Bakın, Eylül ayından bu yana hükümetin Alevileri ve Alevi ibadethanelerini ilgilendiren yasa düzenlemeleri gündeme geldi.

İlki, 7421 sayılı, 16 Kasım 2022 tarihinde kesinleşen “Vergi Usul Kanunu ile Bazı Kanunlara Değişiklik Yapılmasına Dair Kanun” olarak TBMM’ye getirilen torba yasa ile ilgiliydi.

Söz konusu yasada yer alan 8, 14, 16, 16, 17 ve 22 maddelerle, İmar Kanunu, Büyükşehir Belediyesi Kanunu, İl Özel İdaresi Kanunu, Belediye Kanunu ve Elektrik Piyasası Kanunu içerisinde ilgil maddeler değiştirilerek, devletin cemevlerine vereceği hizmetler yasal bir yükümlülüğe dönüşüyordu.

Ancak, Alevi Bektaşi Federasyonu, Alevi Dernekleri Federasyonu, Alevi Vakıfları Federasyonu, Avrupa Alevi Birlikleri Konfederasyonu, Hacı Bektaş Anadolu Kültür Vakfı, Alevi Kültür Dernekleri, Pir Sultan Abdal Kültür Dernekleri ve bölücü terör örgütünün liderlerini kendisine sembol olarak benimseyen Demokratik Alevi Dernekleri hep birlikte yaptıkları basın açıklamasında aynen şu ifadeleri kullandılar:

Bizim, inancımızı kimse tarif edemez. İnancımız bir torba yasaya sığdırmak istiyorlar, bizler bir kez daha söylüyoruz: Alevilik torbaya sığmaz, inancımızı kimse tarif edemez, tanımlayamaz.

Bu torba yasada Alevilik ile ilgili herhangi bir tanımlama veya tarif var mı?

Burada da paylaştığım görselden okunabilir ki, her aklı başında insanın anlayabileceği gibi, bu yasal düzenlemelerde cemevlerinin ibadethane statüsüne dokunan herhangi bir ifade yoktur.
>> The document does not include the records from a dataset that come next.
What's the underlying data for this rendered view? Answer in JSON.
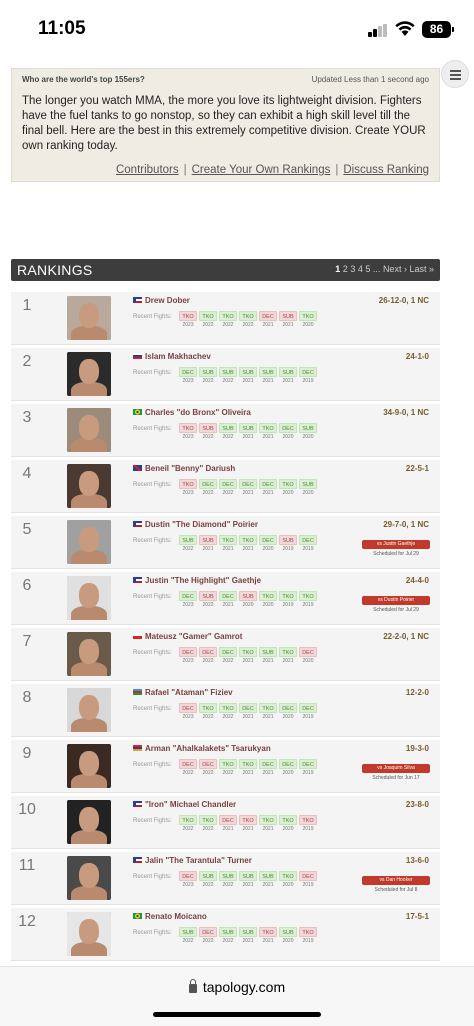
{
  "status_bar": {
    "time": "11:05",
    "battery": "86"
  },
  "intro": {
    "question": "Who are the world's top 155ers?",
    "updated": "Updated Less than 1 second ago",
    "text": "The longer you watch MMA, the more you love its lightweight division. Fighters have the fuel tanks to go nonstop, so they can exhibit a high skill level till the final bell. Here are the best in this extremely competitive division. Create YOUR own ranking today.",
    "links": [
      "Contributors",
      "Create Your Own Rankings",
      "Discuss Ranking"
    ]
  },
  "rankings": {
    "title": "RANKINGS",
    "pages": [
      "1",
      "2",
      "3",
      "4",
      "5"
    ],
    "pager_ellipsis": "...",
    "next": "Next ›",
    "last": "Last »"
  },
  "recent_label": "Recent Fights:",
  "colors": {
    "win": "#4a8a3a",
    "loss": "#a44",
    "accent": "#c0392b"
  },
  "fighters": [
    {
      "rank": "1",
      "flag": "us-flag",
      "name": "Drew Dober",
      "record": "26-12-0, 1 NC",
      "fights": [
        [
          "TKO",
          "L",
          "2023"
        ],
        [
          "TKO",
          "W",
          "2022"
        ],
        [
          "TKO",
          "W",
          "2022"
        ],
        [
          "TKO",
          "W",
          "2022"
        ],
        [
          "DEC",
          "L",
          "2021"
        ],
        [
          "SUB",
          "L",
          "2021"
        ],
        [
          "TKO",
          "W",
          "2020"
        ]
      ]
    },
    {
      "rank": "2",
      "flag": "ru-flag",
      "name": "Islam Makhachev",
      "record": "24-1-0",
      "fights": [
        [
          "DEC",
          "W",
          "2023"
        ],
        [
          "SUB",
          "W",
          "2022"
        ],
        [
          "SUB",
          "W",
          "2022"
        ],
        [
          "SUB",
          "W",
          "2021"
        ],
        [
          "SUB",
          "W",
          "2021"
        ],
        [
          "SUB",
          "W",
          "2021"
        ],
        [
          "DEC",
          "W",
          "2019"
        ]
      ]
    },
    {
      "rank": "3",
      "flag": "br-flag",
      "name": "Charles \"do Bronx\" Oliveira",
      "record": "34-9-0, 1 NC",
      "fights": [
        [
          "TKO",
          "L",
          "2023"
        ],
        [
          "SUB",
          "L",
          "2022"
        ],
        [
          "SUB",
          "W",
          "2022"
        ],
        [
          "SUB",
          "W",
          "2021"
        ],
        [
          "TKO",
          "W",
          "2021"
        ],
        [
          "DEC",
          "W",
          "2020"
        ],
        [
          "SUB",
          "W",
          "2020"
        ]
      ]
    },
    {
      "rank": "4",
      "flag": "gb-flag",
      "name": "Beneil \"Benny\" Dariush",
      "record": "22-5-1",
      "fights": [
        [
          "TKO",
          "L",
          "2023"
        ],
        [
          "DEC",
          "W",
          "2022"
        ],
        [
          "DEC",
          "W",
          "2022"
        ],
        [
          "DEC",
          "W",
          "2021"
        ],
        [
          "DEC",
          "W",
          "2021"
        ],
        [
          "TKO",
          "W",
          "2020"
        ],
        [
          "SUB",
          "W",
          "2020"
        ]
      ]
    },
    {
      "rank": "5",
      "flag": "us-flag",
      "name": "Dustin \"The Diamond\" Poirier",
      "record": "29-7-0, 1 NC",
      "fights": [
        [
          "SUB",
          "W",
          "2022"
        ],
        [
          "SUB",
          "L",
          "2021"
        ],
        [
          "TKO",
          "W",
          "2021"
        ],
        [
          "TKO",
          "W",
          "2021"
        ],
        [
          "DEC",
          "W",
          "2020"
        ],
        [
          "SUB",
          "L",
          "2019"
        ],
        [
          "DEC",
          "W",
          "2019"
        ]
      ],
      "next": {
        "label": "vs Justin Gaethje",
        "scheduled": "Scheduled for Jul 29"
      }
    },
    {
      "rank": "6",
      "flag": "us-flag",
      "name": "Justin \"The Highlight\" Gaethje",
      "record": "24-4-0",
      "fights": [
        [
          "DEC",
          "W",
          "2023"
        ],
        [
          "SUB",
          "L",
          "2022"
        ],
        [
          "DEC",
          "W",
          "2021"
        ],
        [
          "SUB",
          "L",
          "2020"
        ],
        [
          "TKO",
          "W",
          "2020"
        ],
        [
          "TKO",
          "W",
          "2019"
        ],
        [
          "TKO",
          "W",
          "2019"
        ]
      ],
      "next": {
        "label": "vs Dustin Poirier",
        "scheduled": "Scheduled for Jul 29"
      }
    },
    {
      "rank": "7",
      "flag": "pl-flag",
      "name": "Mateusz \"Gamer\" Gamrot",
      "record": "22-2-0, 1 NC",
      "fights": [
        [
          "DEC",
          "L",
          "2023"
        ],
        [
          "DEC",
          "L",
          "2022"
        ],
        [
          "DEC",
          "W",
          "2022"
        ],
        [
          "TKO",
          "W",
          "2021"
        ],
        [
          "SUB",
          "W",
          "2021"
        ],
        [
          "TKO",
          "W",
          "2021"
        ],
        [
          "DEC",
          "L",
          "2020"
        ]
      ]
    },
    {
      "rank": "8",
      "flag": "az-flag",
      "name": "Rafael \"Ataman\" Fiziev",
      "record": "12-2-0",
      "fights": [
        [
          "DEC",
          "L",
          "2023"
        ],
        [
          "TKO",
          "W",
          "2022"
        ],
        [
          "TKO",
          "W",
          "2022"
        ],
        [
          "DEC",
          "W",
          "2021"
        ],
        [
          "TKO",
          "W",
          "2021"
        ],
        [
          "DEC",
          "W",
          "2020"
        ],
        [
          "DEC",
          "W",
          "2019"
        ]
      ]
    },
    {
      "rank": "9",
      "flag": "am-flag",
      "name": "Arman \"Ahalkalakets\" Tsarukyan",
      "record": "19-3-0",
      "fights": [
        [
          "DEC",
          "L",
          "2022"
        ],
        [
          "DEC",
          "L",
          "2022"
        ],
        [
          "TKO",
          "W",
          "2022"
        ],
        [
          "TKO",
          "W",
          "2021"
        ],
        [
          "DEC",
          "W",
          "2021"
        ],
        [
          "DEC",
          "W",
          "2020"
        ],
        [
          "DEC",
          "W",
          "2019"
        ]
      ],
      "next": {
        "label": "vs Joaquim Silva",
        "scheduled": "Scheduled for Jun 17"
      }
    },
    {
      "rank": "10",
      "flag": "us-flag",
      "name": "\"Iron\" Michael Chandler",
      "record": "23-8-0",
      "fights": [
        [
          "TKO",
          "W",
          "2022"
        ],
        [
          "TKO",
          "W",
          "2022"
        ],
        [
          "DEC",
          "L",
          "2021"
        ],
        [
          "TKO",
          "L",
          "2021"
        ],
        [
          "TKO",
          "W",
          "2021"
        ],
        [
          "TKO",
          "W",
          "2020"
        ],
        [
          "TKO",
          "L",
          "2019"
        ]
      ]
    },
    {
      "rank": "11",
      "flag": "us-flag",
      "name": "Jalin \"The Tarantula\" Turner",
      "record": "13-6-0",
      "fights": [
        [
          "DEC",
          "L",
          "2023"
        ],
        [
          "SUB",
          "W",
          "2022"
        ],
        [
          "SUB",
          "W",
          "2022"
        ],
        [
          "SUB",
          "W",
          "2021"
        ],
        [
          "SUB",
          "W",
          "2021"
        ],
        [
          "TKO",
          "W",
          "2020"
        ],
        [
          "DEC",
          "L",
          "2019"
        ]
      ],
      "next": {
        "label": "vs Dan Hooker",
        "scheduled": "Scheduled for Jul 8"
      }
    },
    {
      "rank": "12",
      "flag": "br-flag",
      "name": "Renato Moicano",
      "record": "17-5-1",
      "fights": [
        [
          "SUB",
          "W",
          "2022"
        ],
        [
          "DEC",
          "L",
          "2022"
        ],
        [
          "SUB",
          "W",
          "2022"
        ],
        [
          "SUB",
          "W",
          "2021"
        ],
        [
          "TKO",
          "L",
          "2021"
        ],
        [
          "SUB",
          "W",
          "2020"
        ],
        [
          "TKO",
          "L",
          "2019"
        ]
      ]
    }
  ],
  "browser": {
    "url": "tapology.com"
  }
}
Peki, olmadığı halde, bu örgüt liderleri neden kamuoyunu ve özellikle de Alevi toplumunu yanıltmak istediler?

* * *

İkinci tepki ise, Alevi-Bektaşi Kültür ve Cemevi Başkanlığı’nın 9 Kasım 2022’de 112 sayılı kuruluş kararnamesi ile birlikte geldi.
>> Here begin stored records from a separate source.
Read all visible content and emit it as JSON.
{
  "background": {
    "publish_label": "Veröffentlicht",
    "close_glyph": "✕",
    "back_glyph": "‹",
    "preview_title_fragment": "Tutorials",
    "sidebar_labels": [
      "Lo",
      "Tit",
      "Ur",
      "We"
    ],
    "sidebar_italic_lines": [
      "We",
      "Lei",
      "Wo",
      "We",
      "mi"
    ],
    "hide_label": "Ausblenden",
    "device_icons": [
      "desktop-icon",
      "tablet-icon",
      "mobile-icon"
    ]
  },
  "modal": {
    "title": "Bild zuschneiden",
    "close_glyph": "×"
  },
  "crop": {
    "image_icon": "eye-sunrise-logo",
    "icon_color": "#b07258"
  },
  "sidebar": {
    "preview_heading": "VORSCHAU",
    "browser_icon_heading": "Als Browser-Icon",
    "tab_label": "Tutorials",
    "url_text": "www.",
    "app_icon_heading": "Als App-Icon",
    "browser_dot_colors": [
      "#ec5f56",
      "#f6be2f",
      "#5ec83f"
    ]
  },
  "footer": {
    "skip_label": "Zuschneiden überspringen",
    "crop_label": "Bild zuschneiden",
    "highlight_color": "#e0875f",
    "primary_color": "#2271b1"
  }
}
Aynı örgütlerin ortak açıklamasında bu kararnamenin “Aleviliğin tabutuna son çivileri çakma niyeti” olduğu belirtilerek, cemevlerine ibadethane statüsünün inkar edildiği, “kamu gücüyle örgütlenen, kamu gücüyle yeniden üretilen negatif ayrımcılık”ın ifadesi olduğu, “bu oluşum”un “bütün cemevlerinin yönetimini yürütecek” olduğu, “cemevlerinde tüm kontrolü eline almaya hazırlanmakta” olduğu, “dedelerimiz bundan sonra devletten alacağı maaşın hizmetçisi” olacağı öne sürülüyordu!
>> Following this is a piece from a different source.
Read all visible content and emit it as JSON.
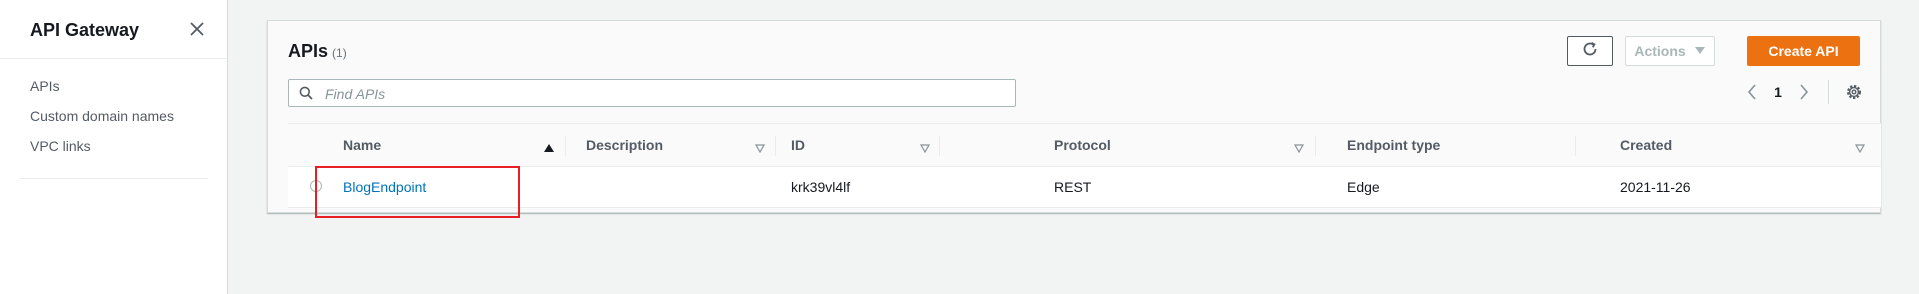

Halbuki, toplam 7 maddeden oluşan ve her okuma yazma bilenin anlayabileceği netlikte kaleme alınan kararname, söz konusu başkanlığın görev alanını 1) cemevlerinin ihtiyaçlarının belirlenmesi için çalışmalar yapmak, 2) Cemevlerine götürülecek hizmetlerin koordinasyonun sağlamak, 3) Alevilik-Bektaşilik alanında bilimsel çalışmaları yönlendirmek ve üniversitelerle işbirliği yapmak, 4) Alevilik-Bektaşilik alanında yayınlar yapmak ve 5) Alevilik-Bektaşilik alanında eğitim ve kültür faaliyetlerini yürütmek ve desteklemek şeklinde ifade edilmişti.

Bu kararnamenin hiçbir maddesinde cemevlerinin ibadethane statüsünün inkar edildiği veya kurulan Başkanlık tarafından kontrol altına alınıp yönetileceğine dair herhangi bir ifade olmadığı halde, neden bu örgüt liderleri yine kamuoyunu ve özellikle de Alevi inançlı insanları yanıltmak yoluna gittiler?

* * *

8 tabelasında Alevi yazan örgütün kamuoyunu ve Alevi toplumunu yanıltma girişimi bunlarla da sınırlı kalmadı.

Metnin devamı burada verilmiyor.